Absolutely! At least four forms are necessary: title, title-short, title-main, title-sub. Chicago Manual of Style is only one example out of many – MLA also asks for shortened titles that do not match title-main. Ideally, you would be able to set title-short on per-style or per-document basis, but that’s of course a question to be left to reference managers.

Just an idea, but would it be an option to treat title-main and title-sub not as regular variables but to use those in cs:locale to determine to rendering of the title variable? Something like this:

<locale xml:lang="en">
    <variables>
      <variable name="title">
        <long>
          <group delimiter=": ">
            <text variable="title-main"/>
            <text variable="title-sub"/>
          </group>
        </long>
      </variable>
    </variables>    
</locale>
<locale xml:lang="de">
    <variables>
      <variable name="title">
        <long>
          <group delimiter=". ">
            <text variable="title-main"/>
            <text variable="title-sub"/>
          </group>
        </long>
      </variable>
    </variables>    
</locale>

With this, we could just keep using <text variable="title"> in cs:citation and cs:bibliography. Of course, we can already achieve this with macros, but macros aren’t language aware…

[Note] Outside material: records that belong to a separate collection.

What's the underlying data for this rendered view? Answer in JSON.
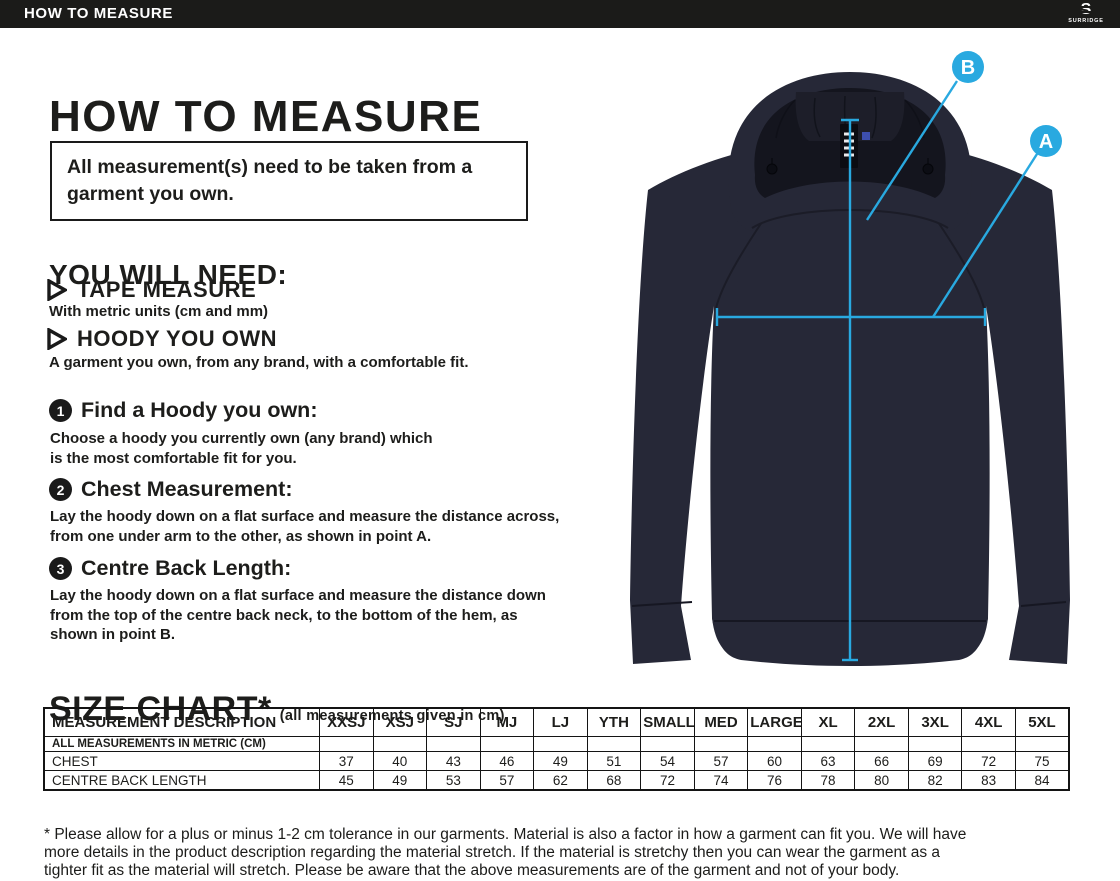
{
  "topbar": {
    "title": "HOW TO MEASURE",
    "brand": "SURRIDGE",
    "brand_glyph": "S"
  },
  "page": {
    "title": "HOW TO MEASURE",
    "notice": "All measurement(s) need to be taken from a garment you own.",
    "you_will_need": {
      "heading": "YOU WILL NEED:",
      "items": [
        {
          "label": "TAPE MEASURE",
          "detail": "With metric units (cm and mm)"
        },
        {
          "label": "HOODY YOU OWN",
          "detail": "A garment you own, from any brand, with a comfortable fit."
        }
      ]
    },
    "steps": [
      {
        "num": "1",
        "title": "Find a Hoody you own:",
        "desc": "Choose a hoody you currently own (any brand) which\nis the most comfortable fit for you."
      },
      {
        "num": "2",
        "title": "Chest Measurement:",
        "desc": "Lay the hoody down on a flat surface and measure the distance across,\nfrom one under arm to the other, as shown in point A."
      },
      {
        "num": "3",
        "title": "Centre Back Length:",
        "desc": "Lay the hoody down on a flat surface and measure the distance down\nfrom the top of the centre back neck, to the bottom of the hem, as\nshown in point B."
      }
    ],
    "size_chart": {
      "heading": "SIZE CHART*",
      "subheading": "(all measurements given in cm)"
    },
    "footnote": "* Please allow for a plus or minus 1-2 cm tolerance in our garments. Material is also a factor in how a garment can fit you. We will have\nmore details in the product description regarding the material stretch.  If the material is stretchy then you can wear the garment as a\ntighter fit as the material will stretch.  Please be aware that the above measurements are of the garment and not of your body."
  },
  "size_table": {
    "columns": [
      "MEASUREMENT DESCRIPTION",
      "XXSJ",
      "XSJ",
      "SJ",
      "MJ",
      "LJ",
      "YTH",
      "SMALL",
      "MED",
      "LARGE",
      "XL",
      "2XL",
      "3XL",
      "4XL",
      "5XL"
    ],
    "note_row": "ALL MEASUREMENTS IN METRIC (CM)",
    "rows": [
      {
        "label": "CHEST",
        "values": [
          "37",
          "40",
          "43",
          "46",
          "49",
          "51",
          "54",
          "57",
          "60",
          "63",
          "66",
          "69",
          "72",
          "75"
        ]
      },
      {
        "label": "CENTRE BACK LENGTH",
        "values": [
          "45",
          "49",
          "53",
          "57",
          "62",
          "68",
          "72",
          "74",
          "76",
          "78",
          "80",
          "82",
          "83",
          "84"
        ]
      }
    ]
  },
  "diagram": {
    "point_a": "A",
    "point_b": "B"
  },
  "theme": {
    "accent": "#29a9e0",
    "ink": "#1d1d1b",
    "bar": "#1b1b19",
    "fabric": "#262837",
    "fabric-dark": "#14151e",
    "fabric-mid": "#1d1e29"
  }
}
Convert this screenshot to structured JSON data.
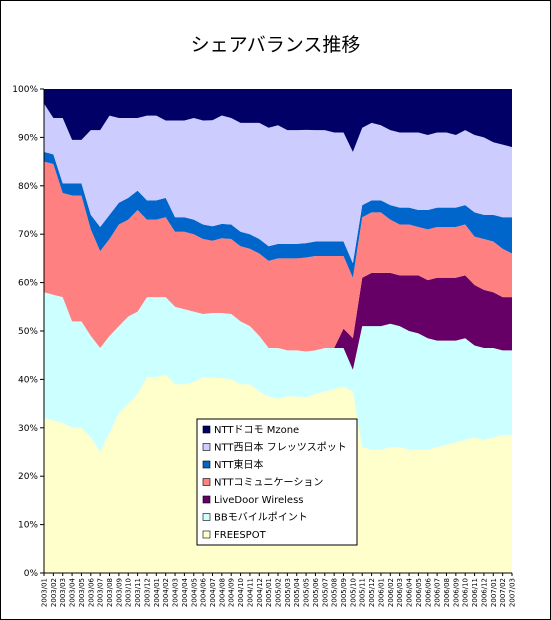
{
  "chart_data": {
    "type": "area",
    "stacked": "percent",
    "title": "シェアバランス推移",
    "xlabel": "",
    "ylabel": "",
    "ylim": [
      0,
      100
    ],
    "yticks": [
      "0%",
      "10%",
      "20%",
      "30%",
      "40%",
      "50%",
      "60%",
      "70%",
      "80%",
      "90%",
      "100%"
    ],
    "grid": false,
    "legend_position": "bottom-center",
    "x": [
      "2003/01",
      "2003/02",
      "2003/03",
      "2003/04",
      "2003/05",
      "2003/06",
      "2003/07",
      "2003/08",
      "2003/09",
      "2003/10",
      "2003/11",
      "2003/12",
      "2004/01",
      "2004/02",
      "2004/03",
      "2004/04",
      "2004/05",
      "2004/06",
      "2004/07",
      "2004/08",
      "2004/09",
      "2004/10",
      "2004/11",
      "2004/12",
      "2005/01",
      "2005/02",
      "2005/03",
      "2005/04",
      "2005/05",
      "2005/06",
      "2005/07",
      "2005/08",
      "2005/09",
      "2005/10",
      "2005/11",
      "2005/12",
      "2006/01",
      "2006/02",
      "2006/03",
      "2006/04",
      "2006/05",
      "2006/06",
      "2006/07",
      "2006/08",
      "2006/09",
      "2006/10",
      "2006/11",
      "2006/12",
      "2007/01",
      "2007/02",
      "2007/03"
    ],
    "series": [
      {
        "name": "FREESPOT",
        "color": "#ffffcc",
        "values": [
          32,
          31.5,
          31,
          30,
          30,
          28,
          25,
          29,
          33,
          35,
          37,
          40.5,
          40.5,
          41,
          39,
          39,
          39.5,
          40.5,
          40.5,
          40.5,
          40,
          39,
          39,
          37.5,
          36.5,
          36,
          36.5,
          36.5,
          36.5,
          37,
          37.5,
          38,
          38.5,
          37.5,
          26,
          25.5,
          25.5,
          26,
          26,
          25.5,
          25.5,
          25.5,
          26,
          26.5,
          27,
          27.5,
          28,
          27.5,
          28,
          28.5,
          28.5
        ]
      },
      {
        "name": "BBモバイルポイント",
        "color": "#ccffff",
        "values": [
          26,
          26,
          26,
          22,
          22,
          21,
          21.5,
          20,
          18,
          18,
          17,
          16.5,
          16.5,
          16,
          16,
          15.5,
          14.5,
          13,
          13.5,
          13.5,
          13.5,
          13,
          12,
          11.5,
          10,
          10.5,
          9.5,
          9.5,
          9.5,
          9,
          9,
          8.5,
          8,
          4.5,
          25,
          25.5,
          25.5,
          25.5,
          25,
          24.5,
          24,
          23,
          22,
          21.5,
          21,
          21,
          19,
          19,
          18.5,
          17.5,
          17.5
        ]
      },
      {
        "name": "LiveDoor Wireless",
        "color": "#660066",
        "values": [
          0,
          0,
          0,
          0,
          0,
          0,
          0,
          0,
          0,
          0,
          0,
          0,
          0,
          0,
          0,
          0,
          0,
          0,
          0,
          0,
          0,
          0,
          0,
          0,
          0,
          0,
          0,
          0,
          0,
          0,
          0,
          0,
          4,
          6.5,
          10,
          11,
          11,
          10.5,
          10.5,
          11.5,
          12,
          12,
          13,
          13,
          13,
          13,
          12.5,
          12,
          11.5,
          11,
          11
        ]
      },
      {
        "name": "NTTコミュニケーション",
        "color": "#ff8080",
        "values": [
          27,
          27,
          21.5,
          26,
          26,
          22,
          20,
          20,
          21,
          20,
          21,
          16,
          16,
          16.5,
          15.5,
          16,
          16,
          15.5,
          15,
          15.5,
          15.5,
          15.5,
          16,
          17,
          18,
          18.5,
          19,
          19,
          19.5,
          19.5,
          19,
          19,
          15,
          12.5,
          12.5,
          12.5,
          12.5,
          11,
          10.5,
          10.5,
          10,
          10.5,
          10.5,
          10.5,
          10.5,
          10.5,
          10,
          10.5,
          10.5,
          10,
          9
        ]
      },
      {
        "name": "NTT東日本",
        "color": "#0066cc",
        "values": [
          2,
          2,
          2,
          2.5,
          2.5,
          3,
          5,
          5,
          4.5,
          4.5,
          4,
          4,
          4,
          4,
          3,
          3,
          3,
          3,
          3,
          3,
          3,
          3,
          3,
          3,
          3,
          3,
          3,
          3,
          3,
          3,
          3,
          3,
          3,
          3,
          2.5,
          2.5,
          2.5,
          3,
          3.5,
          3.5,
          3.5,
          4,
          4,
          4,
          4,
          4,
          5,
          5,
          5.5,
          6.5,
          7.5
        ]
      },
      {
        "name": "NTT西日本 フレッツスポット",
        "color": "#ccccff",
        "values": [
          10,
          7.5,
          13.5,
          9,
          9,
          17.5,
          20,
          20.5,
          17.5,
          16.5,
          15,
          17.5,
          17.5,
          16,
          20,
          20,
          21,
          21.5,
          22,
          22.5,
          22,
          22.5,
          23,
          24,
          24.5,
          24.5,
          23.5,
          23.5,
          23.5,
          23,
          23,
          22.5,
          22.5,
          23,
          16,
          16,
          15.5,
          15.5,
          15.5,
          15.5,
          16,
          15.5,
          15.5,
          15.5,
          15,
          15.5,
          16,
          16,
          15,
          15,
          14.5
        ]
      },
      {
        "name": "NTTドコモ Mzone",
        "color": "#000066",
        "values": [
          3,
          6,
          6,
          10.5,
          10.5,
          8.5,
          8.5,
          5.5,
          6,
          6,
          6,
          5.5,
          5.5,
          6.5,
          6.5,
          6.5,
          6,
          6.5,
          6.5,
          5.5,
          6,
          7,
          7,
          7,
          8,
          7.5,
          8.5,
          8.5,
          8.5,
          8.5,
          8.5,
          9,
          9,
          13,
          8,
          7,
          7.5,
          8.5,
          9,
          9,
          9,
          9.5,
          9,
          9,
          9.5,
          8.5,
          9.5,
          10,
          11,
          11.5,
          12
        ]
      }
    ]
  }
}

Are you sure that’s a real world requirement? I’d strongly hesitate to implement such locale if it weren’t explicitly required in the original style guide. What I see is that an institutional style guide claims to follow a certain style (e.g. APA) with the exception to substitute a period for the colon between title and a subtitle (well, usually other exceptions are formulated as well…). So adding such localization would accomodate this very institutional style guide but might well annoy lots of other users. This be better solved in a separate csl style.

What might be necessary to localize is title orthography as some styles require English item titles to follow different rules from other language titles (title vs. sentence casing but also casing of the first word of the subtitle following a colon) but IIRC this is already present somehow?

On a different note: the same logic is necessary at least for container-title. container-title-main and container-title-sub are needed for book chapters. I’m not sure yet about the other titles in CSL.

You might be right here concerning my suggestion.

Concerning title orthography: that’s indeed already there (see here).

Thanks for the reference.

After thinking a bit more about it, I think it would make sense to add an inheritable attribute title-sub-delimiter (or something similar). The delimiter supposedly should be identical in title, container-title and collection-title. Setting it globally as a style attribute or to cs:bibliography would render macros for setting the delimiter unnecessary and existing styles wouldn’t have to be changed too much.

That sounds like a very lean solution.

As I come across this, just FYI, we are addressing this in v1.1, in part with a “sub” and “main” @form for title variables.